There are all kinds of places where people become excessively bedazzled by promises and never notice the concrete reality before them. Another interesting example is Object Orientation. This has proved useful, IMHO, if not the be-all end-all of development methodologies, but it is interesting to contrast the promises made by OO back in, say, the late 1980s, with OO reality today. The promises were about how objects can represent things in the real world and you can model the real world with them. This turned out to be bunk. The real world has some place in OO but only carefully layered and wrapped and mixed in with a lot of other not-real-world things, iterators and factoryfactories and facades and data structs and ORMs and so on. The old promises were interesting and wrong, but also so beguiling that even today you will still hear this nonsense spouted about how this is the purpose of OO, even though it is now well understood that writing your programs with an excessively-strong tie to physical reality is asking for problems. Even as the reality is actually useful the old beguiling promises are still around screwing young developers up to this day.

(It is a tricky balance maintaining the proper level of skepticism because conditions change and sometimes wild promises become practical, and sometimes someone really does manage to pull off one of these things. The latest example would be the commercial success of the iPad, because for a long time smart money was on there being no market for tablets after numerous and repeated failures in creating the market. But in general, "show me the code" or appropriate manifestation is still the best way to avoid being trapped in one of these marketing traps, you will miss out on a few hits but pass on dozens of losers.)

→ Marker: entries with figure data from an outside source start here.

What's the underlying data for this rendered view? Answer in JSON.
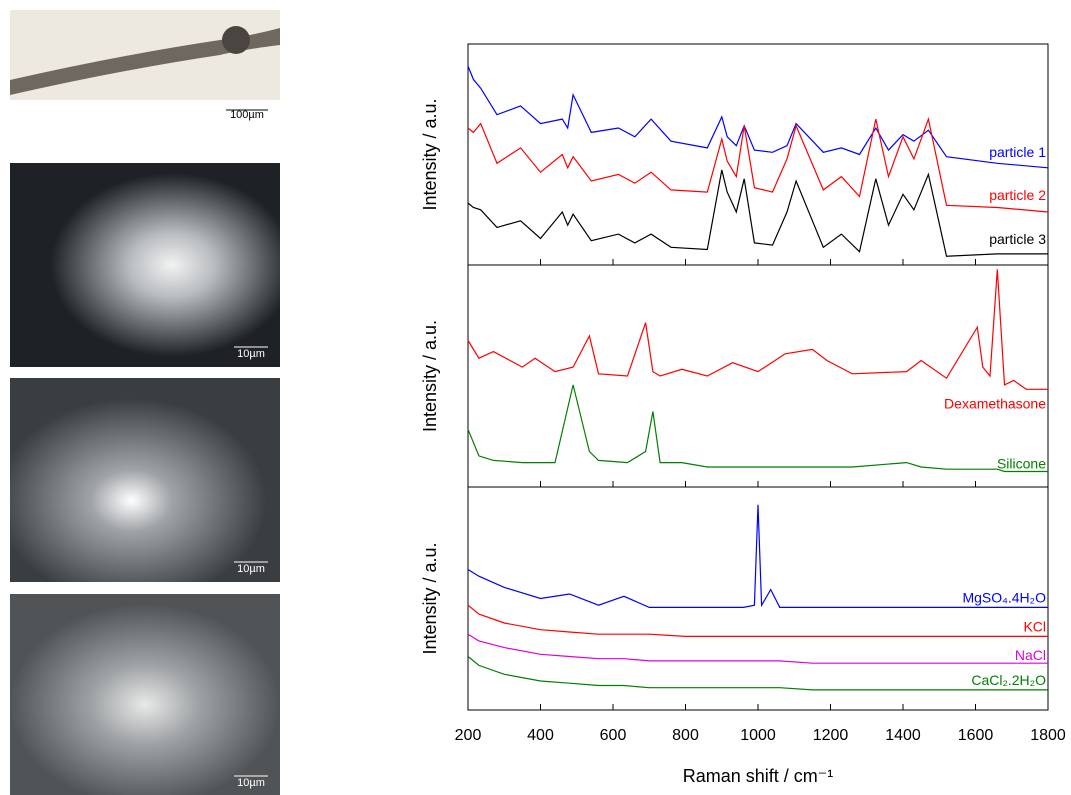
{
  "images": [
    {
      "scale_label": "100µm"
    },
    {
      "scale_label": "10µm"
    },
    {
      "scale_label": "10µm"
    },
    {
      "scale_label": "10µm"
    }
  ],
  "chart_data": [
    {
      "type": "line",
      "ylabel": "Intensity / a.u.",
      "xlim": [
        200,
        1800
      ],
      "ylim": [
        0,
        100
      ],
      "x": [
        200,
        215,
        235,
        280,
        345,
        400,
        460,
        475,
        490,
        540,
        615,
        660,
        705,
        760,
        860,
        900,
        915,
        940,
        962,
        990,
        1040,
        1080,
        1105,
        1180,
        1230,
        1280,
        1325,
        1360,
        1400,
        1430,
        1470,
        1520,
        1660,
        1800
      ],
      "series": [
        {
          "name": "particle 1",
          "color": "#0000ff",
          "values": [
            90,
            84,
            80,
            68,
            72,
            64,
            66,
            62,
            77,
            60,
            62,
            58,
            66,
            56,
            53,
            67,
            58,
            54,
            63,
            52,
            51,
            54,
            64,
            51,
            53,
            50,
            62,
            52,
            59,
            56,
            61,
            49,
            46,
            44
          ]
        },
        {
          "name": "particle 2",
          "color": "#ff0000",
          "values": [
            62,
            60,
            64,
            46,
            53,
            42,
            50,
            44,
            49,
            38,
            41,
            37,
            42,
            34,
            33,
            57,
            47,
            40,
            63,
            35,
            33,
            48,
            63,
            34,
            40,
            31,
            66,
            40,
            58,
            48,
            66,
            27,
            26,
            24
          ]
        },
        {
          "name": "particle 3",
          "color": "#000000",
          "values": [
            28,
            26,
            25,
            17,
            20,
            12,
            24,
            18,
            23,
            11,
            14,
            10,
            14,
            8,
            7,
            43,
            33,
            24,
            39,
            10,
            9,
            24,
            38,
            8,
            14,
            6,
            39,
            18,
            32,
            25,
            41,
            4,
            5,
            5
          ]
        }
      ]
    },
    {
      "type": "line",
      "ylabel": "Intensity / a.u.",
      "xlim": [
        200,
        1800
      ],
      "ylim": [
        0,
        100
      ],
      "x": [
        200,
        230,
        270,
        350,
        385,
        440,
        490,
        535,
        560,
        640,
        690,
        710,
        730,
        790,
        860,
        930,
        1000,
        1075,
        1150,
        1190,
        1260,
        1410,
        1450,
        1520,
        1605,
        1620,
        1640,
        1660,
        1680,
        1705,
        1740,
        1800
      ],
      "series": [
        {
          "name": "Dexamethasone",
          "color": "#ff0000",
          "values": [
            66,
            58,
            61,
            54,
            58,
            52,
            54,
            68,
            51,
            50,
            74,
            52,
            50,
            53,
            50,
            56,
            52,
            60,
            62,
            57,
            51,
            52,
            57,
            49,
            72,
            54,
            50,
            98,
            46,
            48,
            44,
            44
          ]
        },
        {
          "name": "Silicone",
          "color": "#007f00",
          "values": [
            26,
            14,
            12,
            11,
            11,
            11,
            46,
            16,
            12,
            11,
            16,
            34,
            11,
            11,
            9,
            9,
            9,
            9,
            9,
            9,
            9,
            11,
            9,
            8,
            8,
            8,
            8,
            8,
            7,
            7,
            7,
            7
          ]
        }
      ]
    },
    {
      "type": "line",
      "ylabel": "Intensity / a.u.",
      "xlabel": "Raman shift / cm⁻¹",
      "xlim": [
        200,
        1800
      ],
      "ylim": [
        0,
        100
      ],
      "xticks": [
        200,
        400,
        600,
        800,
        1000,
        1200,
        1400,
        1600,
        1800
      ],
      "x": [
        200,
        230,
        300,
        400,
        480,
        560,
        630,
        700,
        800,
        960,
        990,
        1000,
        1010,
        1035,
        1060,
        1150,
        1300,
        1500,
        1800
      ],
      "series": [
        {
          "name": "MgSO₄.4H₂O",
          "color": "#0000ff",
          "values": [
            63,
            60,
            55,
            50,
            52,
            47,
            51,
            46,
            46,
            46,
            47,
            92,
            47,
            54,
            46,
            46,
            46,
            46,
            46
          ]
        },
        {
          "name": "KCl",
          "color": "#ff0000",
          "values": [
            47,
            43,
            39,
            36,
            35,
            34,
            34,
            34,
            33,
            33,
            33,
            33,
            33,
            33,
            33,
            33,
            33,
            33,
            33
          ]
        },
        {
          "name": "NaCl",
          "color": "#dd00dd",
          "values": [
            34,
            31,
            28,
            25,
            24,
            23,
            23,
            22,
            22,
            22,
            22,
            22,
            22,
            22,
            22,
            21,
            21,
            21,
            21
          ]
        },
        {
          "name": "CaCl₂.2H₂O",
          "color": "#007f00",
          "values": [
            24,
            20,
            16,
            13,
            12,
            11,
            11,
            10,
            10,
            10,
            10,
            10,
            10,
            10,
            10,
            9,
            9,
            9,
            9
          ]
        }
      ]
    }
  ]
}
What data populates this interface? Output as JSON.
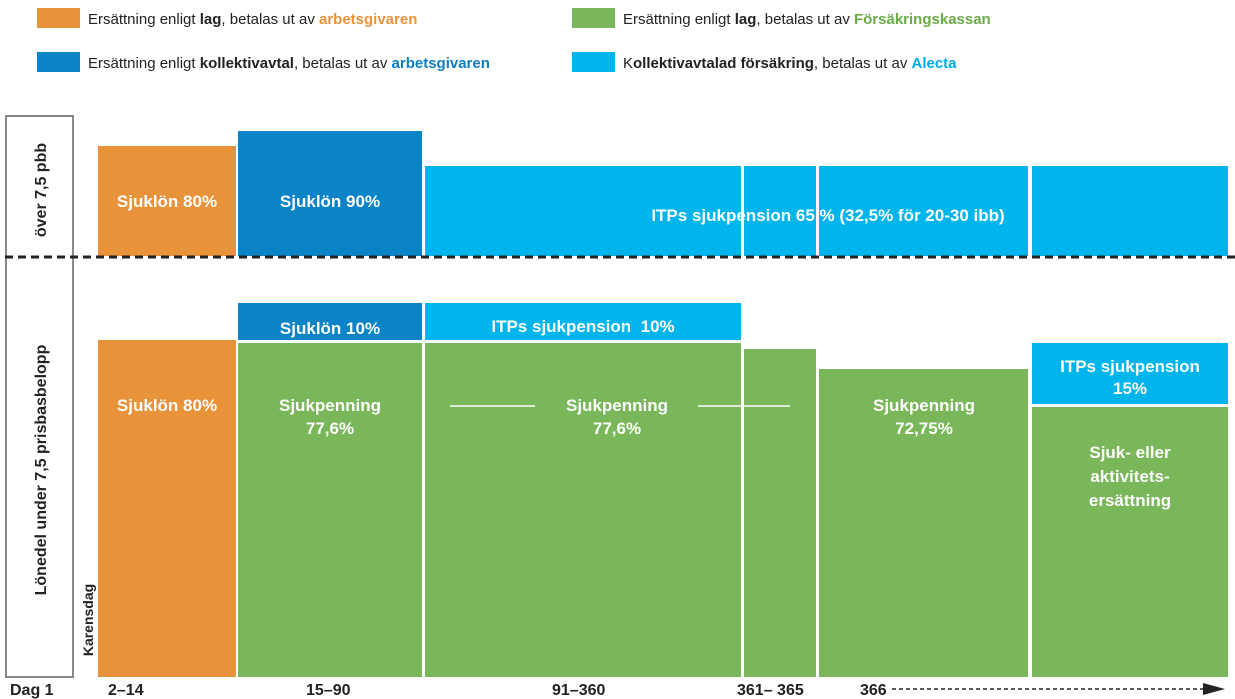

(Also, I am aware there are still some True Believers using RDF. My point here is not disproved by a couple people using it, even using it in a big way. My point will only be disproved if someone brings about RDF Utopia, the actual promises. Of course you can bash RDF into submission, but that doesn't prove it was the best solution for your problem.)


Great point. I think another example is XML. It was going to free us from proprietary, binary data formats by making everything nice and understandable pointy brackets. Everyone understands things written in pointy brackets, right?

The reality is that we got OOXML and ODF, which are so enormously complex that no piece of software except Microsoft Word and OpenOffice could hope to fully implement them. If there was an ACID3 test for either it would be fully clear how bad and non-interoperable the situation is. We got XHTML, which turned out to be a horrible idea ( http://diveintomark.org/archives/2004/01/14/thought_experime... ) and is now abandoned. We got XML schema, because everyone realized that when you have structured data you want data types, instead of everything being just text.

And because XML seduces you into thinking it's much simpler than it actually is, people write their own parsers and generators all the time that have no hope of knowing what to do with a CDATA section, and you get parsers that will fail if the whitespace isn't just exactly right. The whole thing is a giant farce.

Just like you say, people got excited about the promise of XML. This is the perennial problem when people try to create standards in an area that doesn't actually have any compelling implementations yet. Good standards refine and codify existing practice. Bad standards try to invent something and standardize it at the same time.


I would agree. XML is like OO, it's actually still useful in some cases, but if you don't have marked-up textual content you're probably doing it wrong. I wonder what fraction of XML in the world is actually marked-up textual content, rather than data masquerading as marked up text?